A execução civil é um dos temas mais importante
do direito processual civil pois corresponde à própria satisfação do crédito do
executado, influindo diretamente na vida do jurisdicionado alterando a sua
realidade fática, seja ampliando seu patrimônio, com pagamento de quantia
certa, seja através da realização de um fazer, não fazer ou entrega de coisa.
No entanto, o tema central do debate diz
respeito à efetividade da própria execução civil no sentido de evitar a
descrença mesmo na autoridade do Poder Judiciário ante a ineficácia dos
provimentos jurisdicionais. A frase “ganhou mais não levou” perpassou a vida de
milhares de brasileiros que não conseguiram satisfazer seus créditos ante a
ineficácia do processo de execução.
A reforma da execução civil, levada a efeito
principalmente pelas Leis 11.232/05 e 11.382/06, teve como escopo maior
garantir mais efetividade aos atos executivos, tornando o processo de execução
mais célere e com mais resultados práticos.

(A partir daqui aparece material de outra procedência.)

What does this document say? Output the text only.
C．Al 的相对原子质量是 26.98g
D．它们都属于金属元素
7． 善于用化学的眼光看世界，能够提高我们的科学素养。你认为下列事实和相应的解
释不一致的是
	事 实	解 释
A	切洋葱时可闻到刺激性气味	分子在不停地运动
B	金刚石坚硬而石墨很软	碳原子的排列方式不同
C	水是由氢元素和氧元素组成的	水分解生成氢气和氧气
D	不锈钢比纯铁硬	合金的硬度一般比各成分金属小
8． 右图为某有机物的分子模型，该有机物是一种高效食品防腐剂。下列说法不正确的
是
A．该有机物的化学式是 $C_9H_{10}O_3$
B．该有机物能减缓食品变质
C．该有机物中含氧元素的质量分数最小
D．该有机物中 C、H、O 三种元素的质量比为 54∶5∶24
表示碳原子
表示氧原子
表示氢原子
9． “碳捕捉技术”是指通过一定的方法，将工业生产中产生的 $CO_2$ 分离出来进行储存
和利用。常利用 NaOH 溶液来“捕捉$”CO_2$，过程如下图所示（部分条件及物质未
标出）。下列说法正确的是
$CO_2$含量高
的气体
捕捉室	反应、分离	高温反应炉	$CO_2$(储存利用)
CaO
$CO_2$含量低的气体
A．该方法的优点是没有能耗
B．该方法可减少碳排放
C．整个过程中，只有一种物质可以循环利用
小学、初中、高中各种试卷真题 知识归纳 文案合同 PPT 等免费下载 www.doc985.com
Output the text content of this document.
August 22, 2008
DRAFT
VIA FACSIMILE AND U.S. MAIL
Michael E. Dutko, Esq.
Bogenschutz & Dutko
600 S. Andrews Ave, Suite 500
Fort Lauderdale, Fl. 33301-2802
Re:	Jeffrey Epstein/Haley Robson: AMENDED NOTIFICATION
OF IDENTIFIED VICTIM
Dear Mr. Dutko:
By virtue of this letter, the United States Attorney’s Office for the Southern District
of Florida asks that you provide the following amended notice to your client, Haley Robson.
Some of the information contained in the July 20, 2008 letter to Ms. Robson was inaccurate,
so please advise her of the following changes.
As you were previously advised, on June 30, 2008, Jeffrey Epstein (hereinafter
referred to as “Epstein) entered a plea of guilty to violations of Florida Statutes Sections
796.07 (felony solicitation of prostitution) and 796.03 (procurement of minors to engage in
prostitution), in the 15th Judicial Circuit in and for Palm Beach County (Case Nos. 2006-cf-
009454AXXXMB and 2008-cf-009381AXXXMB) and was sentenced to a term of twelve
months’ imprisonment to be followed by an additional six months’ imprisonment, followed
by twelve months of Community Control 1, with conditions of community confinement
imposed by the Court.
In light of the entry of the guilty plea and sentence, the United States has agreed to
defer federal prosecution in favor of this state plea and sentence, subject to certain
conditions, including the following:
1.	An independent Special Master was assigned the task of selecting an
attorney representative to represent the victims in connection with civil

A maior e mais importante mudança foi a
eliminação do processo de execução como processo autônomo. Com a reforma, a
execução passou a ser uma mera fase do processo de conhecimento. Antes da
reforma o autor ingressava com uma ação de conhecimento e após a sentença
favorável ingressava com uma nova ação de execução.
O duplo procedimento era formalista e atentava
contra a própria dignidade da jurisdição pois tornava a execução demorada e sem
resultados. A Lei 11.232/05 alterou sensivelmente o procedimento ao estabelecer
o processo sincrético. A reforma estabeleceu um procedimento único como
uma fase cognitiva e outra executiva.
Como se depreende da leitura do art. 475-J do
Código de Processo Civil, nos casos de execução por quantia certa, uma
vez proferida sentença e verificado o trânsito em julgado, o devedor terá 15
dias para efetuar o pagamento de crédito autoral. Caso o pagamento não seja
feito voluntariamente, o exeqüente requererá ao juiz o cumprimento de
sentença com a inclusão da multa de 10%, fixada ope legis.
Percebe-se, com certa clareza, que o foco da
reforma foi tornar a execução de quantia certa mais célere e efetiva
possibilitando uma rápida satisfação do crédito do exeqüente.
Neste cotejo, a chave de interpretação dos
dispositivos processuais sobre a execução deve ser a busca permanente da
efetividade da jurisdição no sentido da satisfazer o crédito do exeqüente
observando a regra do art.620 do Código de Processo Civil, que impede que a
execução seja feita pelo modo mais gravoso para o executado.
Ao nosso sentir, algumas polêmicas sobre a nova
execução decorrem da utilização de uma chave interpretativa equivocada. Não
devemos interpretar as novas regras como base no sistema processual antigo que
estas mesmas regras visam superar.
Passemos, pois, a discussão de algumas
polêmicas da execução civil:
Execução por quantia certa –
Art. 475- J
a) O art. 475-J do Código de Processual Civil é
um dos dispositivos que mais traz polêmica em sua interpretação. Uma das
polêmicas acerca do referido artigo diz respeito ao momento em que a multa
passa a incidir.
Alguns julgados entendem que a
multa já incide transcorridos 15 dias após a publicação da sentença. Outros
julgados entendem que a multa incide somente após o decurso do prazo de 15 dias
após a intimação do executado para cumprir a decisão e outros entendem que a
multa incide após o transito em julgado. A polêmica é grande e é muito comum
vermos num mesmo tribunal, Câmaras Cíveis com entendimento conflitantes.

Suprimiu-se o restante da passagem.